The fact that so little is known of this Moed forces me to guard my own tongue, lest in filling the silence I begin sounding like I’m drafting the preface to a Jonathan Cahn book, stitching patterns where God left none, weaving meaning where Scripture gives only a blast and a command. Yom HaTeruah resists that impulse. It stands in its own holy emptiness, and I refuse to decorate what God Himself left unexplained.When you survey the shelves, you discover a strange thing: almost every modern work on Yom HaTeruah is built on scaffolding God never erected. Because Scripture gives so little, authors rush to fill the silence — and the result is a library of speculation. Entire books are constructed on hints, patterns, numerologies, coronation theories, eschatological overlays, and midrashic expansions that float far above the two verses God actually gave us.
If we are honest, the majority of literary treatments of Yom HaTeruah are not expositions of the text but expansions of the void. They are attempts to supply a reason where God withheld one, to craft a narrative where Scripture left none, to turn a memorial blast into a mystery‑machine. The less the Torah says, the more ink the commentators spill.
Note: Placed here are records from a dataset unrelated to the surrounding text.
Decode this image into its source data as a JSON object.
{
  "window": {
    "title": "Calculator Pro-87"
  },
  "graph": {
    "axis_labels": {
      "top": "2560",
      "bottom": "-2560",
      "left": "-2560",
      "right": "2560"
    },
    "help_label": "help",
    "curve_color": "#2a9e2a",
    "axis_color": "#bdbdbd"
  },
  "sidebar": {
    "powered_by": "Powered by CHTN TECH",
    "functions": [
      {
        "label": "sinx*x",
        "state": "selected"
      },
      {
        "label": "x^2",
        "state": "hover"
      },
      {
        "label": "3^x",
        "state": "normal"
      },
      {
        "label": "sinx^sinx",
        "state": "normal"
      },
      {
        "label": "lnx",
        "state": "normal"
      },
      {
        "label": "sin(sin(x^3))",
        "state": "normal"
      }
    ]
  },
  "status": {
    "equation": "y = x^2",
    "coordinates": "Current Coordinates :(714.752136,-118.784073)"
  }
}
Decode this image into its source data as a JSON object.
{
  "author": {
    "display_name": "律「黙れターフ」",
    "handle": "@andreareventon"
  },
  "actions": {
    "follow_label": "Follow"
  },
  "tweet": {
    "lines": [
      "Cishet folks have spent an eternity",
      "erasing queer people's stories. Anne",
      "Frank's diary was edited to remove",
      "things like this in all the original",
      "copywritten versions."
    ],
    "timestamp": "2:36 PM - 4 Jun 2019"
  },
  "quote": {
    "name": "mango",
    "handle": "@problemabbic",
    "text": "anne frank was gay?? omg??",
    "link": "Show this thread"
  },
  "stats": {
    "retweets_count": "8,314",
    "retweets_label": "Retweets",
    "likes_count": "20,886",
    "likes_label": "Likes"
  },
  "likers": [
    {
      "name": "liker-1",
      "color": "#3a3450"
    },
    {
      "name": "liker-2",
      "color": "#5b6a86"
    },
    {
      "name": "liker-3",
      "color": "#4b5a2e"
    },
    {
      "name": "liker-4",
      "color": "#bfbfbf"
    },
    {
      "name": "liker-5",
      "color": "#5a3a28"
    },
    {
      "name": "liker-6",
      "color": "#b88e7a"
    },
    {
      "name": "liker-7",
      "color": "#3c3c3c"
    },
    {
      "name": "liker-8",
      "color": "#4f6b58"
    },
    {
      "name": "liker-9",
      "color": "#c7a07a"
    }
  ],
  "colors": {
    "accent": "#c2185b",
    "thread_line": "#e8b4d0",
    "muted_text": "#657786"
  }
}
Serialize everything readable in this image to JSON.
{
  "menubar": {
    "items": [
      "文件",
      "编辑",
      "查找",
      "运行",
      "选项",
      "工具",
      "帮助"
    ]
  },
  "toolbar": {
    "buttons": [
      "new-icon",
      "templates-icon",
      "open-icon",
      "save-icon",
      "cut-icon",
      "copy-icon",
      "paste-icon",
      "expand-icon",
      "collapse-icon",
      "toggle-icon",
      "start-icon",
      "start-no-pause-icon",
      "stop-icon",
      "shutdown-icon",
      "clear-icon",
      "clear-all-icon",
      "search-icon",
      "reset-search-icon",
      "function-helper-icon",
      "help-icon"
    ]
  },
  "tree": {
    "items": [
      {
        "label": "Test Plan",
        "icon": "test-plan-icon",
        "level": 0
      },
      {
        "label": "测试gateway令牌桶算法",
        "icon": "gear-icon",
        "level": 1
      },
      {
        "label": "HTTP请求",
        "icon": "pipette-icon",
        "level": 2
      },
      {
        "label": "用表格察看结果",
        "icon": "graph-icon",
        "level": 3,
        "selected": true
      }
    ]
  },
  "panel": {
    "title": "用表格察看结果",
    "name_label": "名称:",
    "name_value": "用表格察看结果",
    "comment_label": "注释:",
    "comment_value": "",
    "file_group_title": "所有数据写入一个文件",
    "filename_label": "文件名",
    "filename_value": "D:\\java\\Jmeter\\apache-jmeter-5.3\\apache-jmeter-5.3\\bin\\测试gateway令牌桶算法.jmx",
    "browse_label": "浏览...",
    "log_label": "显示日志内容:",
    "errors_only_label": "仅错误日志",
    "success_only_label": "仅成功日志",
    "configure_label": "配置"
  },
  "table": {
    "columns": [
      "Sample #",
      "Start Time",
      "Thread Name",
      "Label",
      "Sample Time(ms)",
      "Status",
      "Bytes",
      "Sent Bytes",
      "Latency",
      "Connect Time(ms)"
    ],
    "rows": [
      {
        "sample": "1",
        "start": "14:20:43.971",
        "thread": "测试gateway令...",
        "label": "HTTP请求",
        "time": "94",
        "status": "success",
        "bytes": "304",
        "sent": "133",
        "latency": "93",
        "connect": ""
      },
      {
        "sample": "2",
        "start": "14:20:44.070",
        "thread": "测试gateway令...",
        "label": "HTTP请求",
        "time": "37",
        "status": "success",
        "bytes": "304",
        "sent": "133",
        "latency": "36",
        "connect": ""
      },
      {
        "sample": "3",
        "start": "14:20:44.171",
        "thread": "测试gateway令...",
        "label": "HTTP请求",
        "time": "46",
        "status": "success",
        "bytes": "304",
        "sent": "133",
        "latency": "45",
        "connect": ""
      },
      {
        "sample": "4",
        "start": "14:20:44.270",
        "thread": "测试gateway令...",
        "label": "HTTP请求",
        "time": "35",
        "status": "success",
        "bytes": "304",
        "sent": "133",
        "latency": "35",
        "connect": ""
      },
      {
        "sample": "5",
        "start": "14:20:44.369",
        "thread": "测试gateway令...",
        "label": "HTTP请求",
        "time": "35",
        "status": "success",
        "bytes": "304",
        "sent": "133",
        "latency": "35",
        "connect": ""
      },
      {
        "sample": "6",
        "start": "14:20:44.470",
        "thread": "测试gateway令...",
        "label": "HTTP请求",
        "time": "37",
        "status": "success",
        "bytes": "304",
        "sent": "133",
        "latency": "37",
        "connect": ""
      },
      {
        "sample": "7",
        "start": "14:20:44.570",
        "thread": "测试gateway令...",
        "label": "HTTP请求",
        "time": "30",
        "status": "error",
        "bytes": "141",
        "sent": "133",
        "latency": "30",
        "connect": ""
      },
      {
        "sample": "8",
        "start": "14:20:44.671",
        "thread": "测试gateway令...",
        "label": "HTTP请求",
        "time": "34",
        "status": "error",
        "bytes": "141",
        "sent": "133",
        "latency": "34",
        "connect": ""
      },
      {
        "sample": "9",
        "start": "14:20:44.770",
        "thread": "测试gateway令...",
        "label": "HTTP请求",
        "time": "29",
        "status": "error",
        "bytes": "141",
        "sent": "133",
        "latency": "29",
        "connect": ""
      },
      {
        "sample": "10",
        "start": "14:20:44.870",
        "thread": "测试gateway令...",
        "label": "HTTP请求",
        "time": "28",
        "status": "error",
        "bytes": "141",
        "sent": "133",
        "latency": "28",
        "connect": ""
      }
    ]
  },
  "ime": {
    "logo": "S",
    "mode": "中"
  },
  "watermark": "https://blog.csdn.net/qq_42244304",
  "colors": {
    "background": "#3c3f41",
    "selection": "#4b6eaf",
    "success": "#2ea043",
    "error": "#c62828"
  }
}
And this is why I tread carefully. When the Moed itself stands in holy silence, a day defined only by sound, not story. I refuse to join the chorus of speculation. I will not build a theology on the absence of explanation. I will not turn the teruah into a cipher. Most works do. Most works must. But I will not.
Yom HaTeruah remains the feast without a reason, and most of its literature is an attempt to supply one. When the English Bible says “trumpets,” it often hides the very thing the Hebrew is trying to show. Scripture speaks of silver trumpets, ram’s horns, battle horns, and the teruah‑cry itself - but the translators flatten them into one word. And when they do, the Moed loses its shape. Yom HaTeruah is not a day of polished metal in priestly hands; it is the raw voice of the shofar, the broken cry of teruah, the sound God chose to open the seventh month. The English ‘trumpets’ is a veil. The Hebrew tears it away.